The 2026 African OTT Content Streaming Survey Report, released by Broadcast Media Africa (BMA), reveals an industry at a critical crossroads, where the initial deployment hurdle has been cleared. Still, the complex work of sustainable execution is only just beginning.
The survey reveals that the market is heavily dominated by supply-side players, with broadcasters and content producers accounting for 61% of the industry. While 61% of organisations are operational, “being live” spans from sophisticated full-stack platforms to basic YouTube channels, leaving many operators stuck in the gap between deployment and actual scaling. Geographically, Southern Africa leads the continent with a 38% market share, followed by West Africa at 24%, multi-regional operators at 21%, and East Africa at 18%.
The industry faces a significant “infrastructure Achilles heel,” as only 35% of operators rate their streaming infrastructure as reliably stable. This means two-thirds of African OTT operators cannot confidently guarantee a reliable stream when audiences tune in, a factor that directly undermines audience retention. Connectivity remains the single biggest barrier to scaling, cited by 30% of operators as a structural constraint that requires intervention from telcos and regulators rather than technical fixes alone.

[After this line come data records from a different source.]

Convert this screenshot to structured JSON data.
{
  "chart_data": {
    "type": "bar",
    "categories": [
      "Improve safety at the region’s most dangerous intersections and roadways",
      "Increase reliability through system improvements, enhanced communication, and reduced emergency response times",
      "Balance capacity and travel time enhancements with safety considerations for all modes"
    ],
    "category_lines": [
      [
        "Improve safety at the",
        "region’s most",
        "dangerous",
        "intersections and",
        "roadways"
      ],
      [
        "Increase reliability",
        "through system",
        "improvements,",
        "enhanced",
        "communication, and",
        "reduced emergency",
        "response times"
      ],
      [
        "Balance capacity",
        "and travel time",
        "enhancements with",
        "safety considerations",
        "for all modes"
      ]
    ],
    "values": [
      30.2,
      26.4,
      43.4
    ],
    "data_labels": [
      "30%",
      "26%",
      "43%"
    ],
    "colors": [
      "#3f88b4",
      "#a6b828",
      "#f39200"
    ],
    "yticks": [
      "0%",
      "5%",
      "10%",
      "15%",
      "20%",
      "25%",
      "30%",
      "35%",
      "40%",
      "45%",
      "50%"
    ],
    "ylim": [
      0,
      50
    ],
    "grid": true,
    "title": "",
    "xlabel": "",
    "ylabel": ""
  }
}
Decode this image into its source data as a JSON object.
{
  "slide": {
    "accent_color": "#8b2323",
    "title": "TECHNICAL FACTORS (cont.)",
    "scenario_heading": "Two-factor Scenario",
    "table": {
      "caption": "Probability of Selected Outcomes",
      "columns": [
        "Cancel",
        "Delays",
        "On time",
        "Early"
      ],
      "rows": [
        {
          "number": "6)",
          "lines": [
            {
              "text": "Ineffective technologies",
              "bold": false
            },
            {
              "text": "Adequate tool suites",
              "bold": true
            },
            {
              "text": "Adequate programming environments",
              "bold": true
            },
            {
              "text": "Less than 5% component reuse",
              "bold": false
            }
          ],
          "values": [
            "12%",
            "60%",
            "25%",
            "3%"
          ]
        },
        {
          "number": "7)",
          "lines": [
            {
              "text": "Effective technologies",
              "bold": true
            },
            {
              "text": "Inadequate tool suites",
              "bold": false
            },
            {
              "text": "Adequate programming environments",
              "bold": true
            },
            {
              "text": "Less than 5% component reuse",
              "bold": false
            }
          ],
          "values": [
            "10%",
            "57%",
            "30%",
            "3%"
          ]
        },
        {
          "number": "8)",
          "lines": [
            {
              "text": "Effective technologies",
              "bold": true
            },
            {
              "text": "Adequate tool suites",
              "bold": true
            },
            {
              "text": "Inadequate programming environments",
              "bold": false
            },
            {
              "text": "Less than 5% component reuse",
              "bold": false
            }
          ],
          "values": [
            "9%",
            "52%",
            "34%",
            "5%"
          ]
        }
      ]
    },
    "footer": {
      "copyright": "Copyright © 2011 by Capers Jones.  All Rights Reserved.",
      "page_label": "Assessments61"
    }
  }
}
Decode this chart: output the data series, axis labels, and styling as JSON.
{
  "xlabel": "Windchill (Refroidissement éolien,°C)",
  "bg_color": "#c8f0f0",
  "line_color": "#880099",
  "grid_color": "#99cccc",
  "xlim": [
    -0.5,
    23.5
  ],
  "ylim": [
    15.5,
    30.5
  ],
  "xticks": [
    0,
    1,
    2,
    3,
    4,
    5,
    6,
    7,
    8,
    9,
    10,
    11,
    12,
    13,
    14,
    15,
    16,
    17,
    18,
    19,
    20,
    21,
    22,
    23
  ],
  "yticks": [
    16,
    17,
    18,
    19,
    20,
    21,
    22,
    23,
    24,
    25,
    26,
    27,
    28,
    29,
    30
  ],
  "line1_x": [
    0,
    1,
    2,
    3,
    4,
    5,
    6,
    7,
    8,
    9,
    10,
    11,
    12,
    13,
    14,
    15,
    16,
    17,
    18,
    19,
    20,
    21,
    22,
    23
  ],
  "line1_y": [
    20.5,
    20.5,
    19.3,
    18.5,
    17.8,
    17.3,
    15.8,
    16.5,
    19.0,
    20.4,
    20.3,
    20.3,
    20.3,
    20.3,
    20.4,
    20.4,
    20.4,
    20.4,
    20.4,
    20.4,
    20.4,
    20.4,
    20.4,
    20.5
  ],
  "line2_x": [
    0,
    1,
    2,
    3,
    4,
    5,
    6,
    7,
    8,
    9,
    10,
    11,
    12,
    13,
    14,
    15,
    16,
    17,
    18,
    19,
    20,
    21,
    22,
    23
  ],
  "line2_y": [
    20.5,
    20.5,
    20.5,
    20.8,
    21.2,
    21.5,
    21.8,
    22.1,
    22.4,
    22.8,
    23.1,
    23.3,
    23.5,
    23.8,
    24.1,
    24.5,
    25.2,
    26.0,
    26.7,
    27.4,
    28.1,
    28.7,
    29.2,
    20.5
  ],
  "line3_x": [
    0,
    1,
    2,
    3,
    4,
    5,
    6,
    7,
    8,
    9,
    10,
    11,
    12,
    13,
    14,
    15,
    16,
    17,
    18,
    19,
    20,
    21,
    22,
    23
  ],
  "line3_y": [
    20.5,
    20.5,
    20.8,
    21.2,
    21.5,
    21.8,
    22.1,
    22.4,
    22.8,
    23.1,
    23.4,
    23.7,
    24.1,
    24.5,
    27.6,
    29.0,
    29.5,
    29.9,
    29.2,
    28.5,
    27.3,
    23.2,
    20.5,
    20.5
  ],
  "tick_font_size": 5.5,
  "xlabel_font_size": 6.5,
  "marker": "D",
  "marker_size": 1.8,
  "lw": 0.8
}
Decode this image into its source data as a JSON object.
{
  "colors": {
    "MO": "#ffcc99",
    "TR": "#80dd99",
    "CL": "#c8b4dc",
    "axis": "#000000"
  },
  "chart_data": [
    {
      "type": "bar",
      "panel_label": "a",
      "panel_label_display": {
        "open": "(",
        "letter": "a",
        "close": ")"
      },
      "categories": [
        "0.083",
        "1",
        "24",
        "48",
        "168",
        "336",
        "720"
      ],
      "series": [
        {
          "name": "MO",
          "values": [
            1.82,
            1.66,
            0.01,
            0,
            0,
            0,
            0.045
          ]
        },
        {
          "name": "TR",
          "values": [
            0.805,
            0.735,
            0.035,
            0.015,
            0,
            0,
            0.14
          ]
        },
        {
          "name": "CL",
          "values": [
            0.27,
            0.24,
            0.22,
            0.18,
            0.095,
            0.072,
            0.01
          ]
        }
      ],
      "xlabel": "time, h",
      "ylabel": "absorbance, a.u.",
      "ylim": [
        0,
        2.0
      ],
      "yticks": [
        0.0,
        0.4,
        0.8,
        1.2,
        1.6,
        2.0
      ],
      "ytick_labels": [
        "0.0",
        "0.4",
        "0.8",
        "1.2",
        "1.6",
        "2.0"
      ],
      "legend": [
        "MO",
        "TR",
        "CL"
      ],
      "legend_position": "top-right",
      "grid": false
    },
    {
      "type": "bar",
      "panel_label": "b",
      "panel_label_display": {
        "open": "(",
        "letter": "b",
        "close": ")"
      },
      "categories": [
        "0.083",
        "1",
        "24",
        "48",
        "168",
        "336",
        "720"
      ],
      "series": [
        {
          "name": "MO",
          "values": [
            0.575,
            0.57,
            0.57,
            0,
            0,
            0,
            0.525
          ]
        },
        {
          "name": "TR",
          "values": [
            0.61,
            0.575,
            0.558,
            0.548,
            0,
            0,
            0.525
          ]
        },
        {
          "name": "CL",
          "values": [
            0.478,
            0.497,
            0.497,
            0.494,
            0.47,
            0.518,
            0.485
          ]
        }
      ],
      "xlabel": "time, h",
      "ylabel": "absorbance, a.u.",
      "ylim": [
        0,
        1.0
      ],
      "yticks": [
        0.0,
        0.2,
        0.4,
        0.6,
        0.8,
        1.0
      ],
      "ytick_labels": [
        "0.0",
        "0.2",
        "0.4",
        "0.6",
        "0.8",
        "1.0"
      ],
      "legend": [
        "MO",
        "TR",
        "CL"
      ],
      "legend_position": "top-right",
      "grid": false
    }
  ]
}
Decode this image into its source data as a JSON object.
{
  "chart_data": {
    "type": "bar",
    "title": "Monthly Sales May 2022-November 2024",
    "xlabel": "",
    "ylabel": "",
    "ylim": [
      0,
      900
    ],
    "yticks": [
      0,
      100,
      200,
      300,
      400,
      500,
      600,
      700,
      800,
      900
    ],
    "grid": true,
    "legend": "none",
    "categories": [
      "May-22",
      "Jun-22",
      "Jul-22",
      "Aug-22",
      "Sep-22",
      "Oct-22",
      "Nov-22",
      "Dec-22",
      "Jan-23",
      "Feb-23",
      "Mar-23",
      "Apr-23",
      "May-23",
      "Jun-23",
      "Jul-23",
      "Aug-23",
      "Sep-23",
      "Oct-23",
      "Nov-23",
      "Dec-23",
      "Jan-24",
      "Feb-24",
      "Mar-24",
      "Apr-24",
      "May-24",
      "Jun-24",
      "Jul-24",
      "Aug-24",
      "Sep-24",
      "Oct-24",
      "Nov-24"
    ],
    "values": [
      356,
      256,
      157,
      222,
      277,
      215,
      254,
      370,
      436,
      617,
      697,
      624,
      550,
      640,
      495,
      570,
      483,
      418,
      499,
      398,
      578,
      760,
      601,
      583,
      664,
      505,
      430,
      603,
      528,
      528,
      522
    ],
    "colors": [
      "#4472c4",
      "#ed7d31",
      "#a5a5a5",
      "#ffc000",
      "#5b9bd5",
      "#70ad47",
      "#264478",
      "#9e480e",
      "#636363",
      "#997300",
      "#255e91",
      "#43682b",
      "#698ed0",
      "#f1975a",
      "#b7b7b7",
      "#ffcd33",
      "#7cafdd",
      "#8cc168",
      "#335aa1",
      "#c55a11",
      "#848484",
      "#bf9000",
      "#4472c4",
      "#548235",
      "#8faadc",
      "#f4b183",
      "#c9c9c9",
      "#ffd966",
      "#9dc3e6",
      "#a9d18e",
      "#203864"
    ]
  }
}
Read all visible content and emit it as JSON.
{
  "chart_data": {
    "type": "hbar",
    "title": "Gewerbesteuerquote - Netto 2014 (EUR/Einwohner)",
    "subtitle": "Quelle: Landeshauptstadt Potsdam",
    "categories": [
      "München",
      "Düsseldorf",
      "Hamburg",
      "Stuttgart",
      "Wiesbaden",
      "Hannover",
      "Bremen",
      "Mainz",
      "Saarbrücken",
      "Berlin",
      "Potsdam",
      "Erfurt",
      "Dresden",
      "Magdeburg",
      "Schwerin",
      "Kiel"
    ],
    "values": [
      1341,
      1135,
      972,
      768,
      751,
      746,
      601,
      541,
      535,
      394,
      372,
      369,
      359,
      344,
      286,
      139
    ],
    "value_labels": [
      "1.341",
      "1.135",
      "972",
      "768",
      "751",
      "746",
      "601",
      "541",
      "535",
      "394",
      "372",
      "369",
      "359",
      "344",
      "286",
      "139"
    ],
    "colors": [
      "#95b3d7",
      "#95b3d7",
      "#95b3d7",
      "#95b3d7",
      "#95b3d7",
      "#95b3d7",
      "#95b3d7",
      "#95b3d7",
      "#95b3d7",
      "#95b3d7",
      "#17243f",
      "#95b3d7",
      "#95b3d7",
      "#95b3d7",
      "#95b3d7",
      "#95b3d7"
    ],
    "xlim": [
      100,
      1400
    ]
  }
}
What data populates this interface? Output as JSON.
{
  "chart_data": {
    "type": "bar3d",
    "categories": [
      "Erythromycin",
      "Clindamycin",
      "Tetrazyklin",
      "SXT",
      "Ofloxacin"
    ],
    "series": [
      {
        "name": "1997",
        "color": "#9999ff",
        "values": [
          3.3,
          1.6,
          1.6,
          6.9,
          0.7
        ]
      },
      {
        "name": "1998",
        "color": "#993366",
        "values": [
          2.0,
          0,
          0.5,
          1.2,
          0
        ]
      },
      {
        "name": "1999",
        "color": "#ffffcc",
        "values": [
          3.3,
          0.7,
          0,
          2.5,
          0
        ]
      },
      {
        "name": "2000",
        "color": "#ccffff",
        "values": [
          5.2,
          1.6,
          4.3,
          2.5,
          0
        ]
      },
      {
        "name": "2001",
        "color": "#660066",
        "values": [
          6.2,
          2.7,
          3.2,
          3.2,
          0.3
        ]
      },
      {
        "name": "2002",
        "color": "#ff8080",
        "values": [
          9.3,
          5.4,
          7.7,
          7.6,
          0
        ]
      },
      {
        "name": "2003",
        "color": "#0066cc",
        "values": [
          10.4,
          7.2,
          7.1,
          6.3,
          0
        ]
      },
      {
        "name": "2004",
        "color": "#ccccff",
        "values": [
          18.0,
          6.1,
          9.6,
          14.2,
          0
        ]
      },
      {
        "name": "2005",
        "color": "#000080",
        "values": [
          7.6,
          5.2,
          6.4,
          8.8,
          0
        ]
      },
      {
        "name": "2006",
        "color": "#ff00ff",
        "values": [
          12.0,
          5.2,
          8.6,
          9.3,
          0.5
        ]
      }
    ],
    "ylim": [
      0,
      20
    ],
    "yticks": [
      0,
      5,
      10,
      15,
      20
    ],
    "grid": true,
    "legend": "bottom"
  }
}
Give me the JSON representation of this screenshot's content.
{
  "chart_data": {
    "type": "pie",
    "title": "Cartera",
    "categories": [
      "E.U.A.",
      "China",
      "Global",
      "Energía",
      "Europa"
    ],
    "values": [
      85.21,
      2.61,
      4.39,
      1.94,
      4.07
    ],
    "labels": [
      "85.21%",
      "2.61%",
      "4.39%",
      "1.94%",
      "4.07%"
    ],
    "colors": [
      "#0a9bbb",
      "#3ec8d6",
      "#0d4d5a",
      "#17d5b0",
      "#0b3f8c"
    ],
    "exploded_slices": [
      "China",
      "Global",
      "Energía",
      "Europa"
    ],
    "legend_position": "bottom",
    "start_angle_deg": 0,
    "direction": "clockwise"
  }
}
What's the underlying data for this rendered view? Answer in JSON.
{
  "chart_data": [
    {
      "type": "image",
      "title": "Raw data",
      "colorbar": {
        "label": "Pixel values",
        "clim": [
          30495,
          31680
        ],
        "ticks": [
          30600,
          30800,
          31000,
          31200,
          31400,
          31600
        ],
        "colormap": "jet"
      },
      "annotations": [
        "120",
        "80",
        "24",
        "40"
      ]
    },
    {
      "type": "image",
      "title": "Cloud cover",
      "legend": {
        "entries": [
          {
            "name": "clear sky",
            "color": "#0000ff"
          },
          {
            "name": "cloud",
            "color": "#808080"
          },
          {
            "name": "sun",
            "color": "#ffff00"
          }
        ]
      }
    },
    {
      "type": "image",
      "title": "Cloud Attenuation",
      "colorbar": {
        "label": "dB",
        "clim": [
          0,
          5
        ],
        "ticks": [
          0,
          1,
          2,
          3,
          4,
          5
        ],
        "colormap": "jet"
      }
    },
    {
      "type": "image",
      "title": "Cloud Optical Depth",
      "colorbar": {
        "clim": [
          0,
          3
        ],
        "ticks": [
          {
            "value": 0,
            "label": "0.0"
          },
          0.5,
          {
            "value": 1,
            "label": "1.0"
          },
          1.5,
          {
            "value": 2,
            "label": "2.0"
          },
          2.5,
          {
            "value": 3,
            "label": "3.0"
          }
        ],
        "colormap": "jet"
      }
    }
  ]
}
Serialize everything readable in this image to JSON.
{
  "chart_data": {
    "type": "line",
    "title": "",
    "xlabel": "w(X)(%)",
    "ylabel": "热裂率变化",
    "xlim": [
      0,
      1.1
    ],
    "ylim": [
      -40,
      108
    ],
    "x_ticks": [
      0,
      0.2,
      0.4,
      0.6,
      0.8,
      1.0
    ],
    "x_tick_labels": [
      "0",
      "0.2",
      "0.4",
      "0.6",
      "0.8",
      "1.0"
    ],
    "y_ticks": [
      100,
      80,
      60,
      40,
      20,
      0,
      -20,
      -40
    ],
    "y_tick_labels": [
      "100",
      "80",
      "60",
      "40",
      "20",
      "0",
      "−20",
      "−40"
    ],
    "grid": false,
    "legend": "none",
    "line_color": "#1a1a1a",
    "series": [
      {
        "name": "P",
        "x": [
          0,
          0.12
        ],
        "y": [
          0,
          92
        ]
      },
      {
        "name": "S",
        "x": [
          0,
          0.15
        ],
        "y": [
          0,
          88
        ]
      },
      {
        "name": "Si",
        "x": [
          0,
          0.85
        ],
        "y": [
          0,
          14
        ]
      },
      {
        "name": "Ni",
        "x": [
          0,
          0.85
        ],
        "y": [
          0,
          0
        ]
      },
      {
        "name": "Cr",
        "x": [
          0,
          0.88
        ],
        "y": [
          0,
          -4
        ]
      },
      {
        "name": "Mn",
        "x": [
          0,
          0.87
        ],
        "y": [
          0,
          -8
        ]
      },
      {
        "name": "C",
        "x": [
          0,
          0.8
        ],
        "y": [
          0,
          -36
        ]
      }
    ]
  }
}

A profound monetisation crisis is currently stifling the ecosystem, with 42% of platforms streaming without any revenue model and 53% offering content entirely for free. This “price: zero” environment means the industry is often competing with itself, while the SVOD (Subscription Video on Demand) model has reached only 5% adoption due to affordability and payment infrastructure barriers. Interestingly, 21% of operators find transactional models (TVOD) more viable than subscriptions in the current climate.
The report identifies a “Mobile Money Paradox”: 68% of Africans use mobile money as their primary payment method, yet it is supported by only 32% of OTT platforms. Closing this gap is considered the single highest ROI technical investment available, as platforms integrating mobile money report conversion rate uplifts of up to 40%. Despite 78% of operators agreeing that partnerships are “critical,” a massive 62-percentage-point gap exists between this belief and action, as only 16% have active telco deals that actually generate revenue.
Content strategy highlights a clear preference for local storytelling, with local drama, series, and films jointly leading at 55% of the performance share. Sports also punches above its weight at 25.5%, while international licensed content trails at less than 10%, proving that a global library is not the winning play for the African market. Ultimately, operators perceive macro-economic conditions—such as inflation and currency weakness—as a far greater threat (39%) than global competition from giants like Netflix (17%).